I overworked—no vacations for years at a time. I overdid shopping, eating, drinking, and talking. I proved especially adept at overcollecting all manner of objects, my most impressive being a collection of more than two thousand Barbie dolls, complete with twenty different fully outfitted doll dwellings. That particular example was a failed attempt to recapture joy by re-engaging in a joy-filled aspect of my childhood. Because I needed to find some joy, I needed it desperately. By the time I donated my beloved Barbies and all my other collections to charities for auctions, I was hanging on to life by the skin of my teeth. My major challenge each day was to find a reason to go on living.
Sometimes, when we get stuck in habit, ego, or despair, we need to be worn down and broken open to get it. Fortunately, the Universe is more wise, creative, persistent, and loyal than I am, even on my best day. When I didn’t rediscover my truth via the first one million transmissions, the Universe didn’t give up on me. It just upped Its game and kept right on transmitting until I was finally ready to listen, remember, and respond with clarity concerning why I am here and how I choose to live.
To help me gain greater clarity concerning what it means when I affirm that I know who I am and Whose I am, I developed a highly personal statement of intentions comprising selected affirmations that succinctly express my core values and purpose. I share it in the appendix to inspire you to develop your own intentions based on your values and purpose. Just as the affirmations themselves remain dynamic and open to expansion and refinement, so too does the selection of which affirmations are included in the statement of intentions.

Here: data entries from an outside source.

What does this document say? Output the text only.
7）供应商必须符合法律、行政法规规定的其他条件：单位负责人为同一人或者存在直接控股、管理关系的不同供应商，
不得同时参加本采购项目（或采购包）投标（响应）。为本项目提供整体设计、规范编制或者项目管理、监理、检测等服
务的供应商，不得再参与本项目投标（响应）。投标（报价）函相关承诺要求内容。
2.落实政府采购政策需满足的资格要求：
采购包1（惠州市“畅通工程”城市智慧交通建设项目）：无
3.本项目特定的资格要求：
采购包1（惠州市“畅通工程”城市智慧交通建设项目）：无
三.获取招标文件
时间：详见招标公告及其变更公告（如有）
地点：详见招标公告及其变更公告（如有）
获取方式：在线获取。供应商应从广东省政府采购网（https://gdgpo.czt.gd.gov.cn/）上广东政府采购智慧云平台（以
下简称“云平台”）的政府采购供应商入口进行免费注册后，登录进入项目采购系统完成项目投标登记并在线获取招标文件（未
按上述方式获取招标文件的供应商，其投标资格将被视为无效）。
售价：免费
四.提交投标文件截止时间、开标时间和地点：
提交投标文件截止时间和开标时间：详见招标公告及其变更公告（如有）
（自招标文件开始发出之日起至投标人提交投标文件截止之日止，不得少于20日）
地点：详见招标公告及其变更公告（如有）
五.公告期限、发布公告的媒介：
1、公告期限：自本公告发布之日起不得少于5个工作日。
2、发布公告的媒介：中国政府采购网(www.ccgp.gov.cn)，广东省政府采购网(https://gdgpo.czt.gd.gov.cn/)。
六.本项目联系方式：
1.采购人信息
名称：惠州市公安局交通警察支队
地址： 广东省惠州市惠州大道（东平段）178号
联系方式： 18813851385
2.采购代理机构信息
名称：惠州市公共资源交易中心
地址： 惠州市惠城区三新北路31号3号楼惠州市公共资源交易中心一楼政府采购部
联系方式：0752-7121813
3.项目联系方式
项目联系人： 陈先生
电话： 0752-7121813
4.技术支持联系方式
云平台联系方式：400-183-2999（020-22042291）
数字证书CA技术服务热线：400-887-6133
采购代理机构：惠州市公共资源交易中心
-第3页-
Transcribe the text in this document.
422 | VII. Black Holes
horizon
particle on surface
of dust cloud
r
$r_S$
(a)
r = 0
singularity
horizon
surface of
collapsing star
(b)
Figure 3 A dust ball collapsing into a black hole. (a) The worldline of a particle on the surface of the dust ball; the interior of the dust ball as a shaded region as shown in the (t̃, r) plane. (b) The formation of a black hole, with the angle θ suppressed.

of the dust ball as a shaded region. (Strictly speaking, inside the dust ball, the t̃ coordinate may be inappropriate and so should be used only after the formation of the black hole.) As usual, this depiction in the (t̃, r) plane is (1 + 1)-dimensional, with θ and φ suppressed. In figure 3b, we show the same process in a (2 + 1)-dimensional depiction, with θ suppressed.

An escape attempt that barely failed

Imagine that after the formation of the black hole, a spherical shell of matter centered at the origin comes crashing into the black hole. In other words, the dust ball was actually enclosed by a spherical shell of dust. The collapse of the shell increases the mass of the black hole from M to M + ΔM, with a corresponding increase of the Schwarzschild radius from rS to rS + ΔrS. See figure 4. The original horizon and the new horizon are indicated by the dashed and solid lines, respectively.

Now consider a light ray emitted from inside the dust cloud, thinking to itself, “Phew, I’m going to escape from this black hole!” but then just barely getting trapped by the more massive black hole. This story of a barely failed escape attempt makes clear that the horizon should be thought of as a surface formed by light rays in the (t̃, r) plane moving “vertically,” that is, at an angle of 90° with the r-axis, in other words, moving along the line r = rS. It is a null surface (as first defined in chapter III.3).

My statement is posted over my desk, in my kitchen, and next to the bathroom mirror—places where I tend to linger over tasks and benefit from the opportunity to remind myself of my core beliefs and motivations. In particularly stressful situations, I recite a relevant item from the list. Other times I read the entire list aloud as an overall reminder. I encourage you to experiment with developing your own deeply meaningful intentions and ways of using them to support you on your journey to wholeness.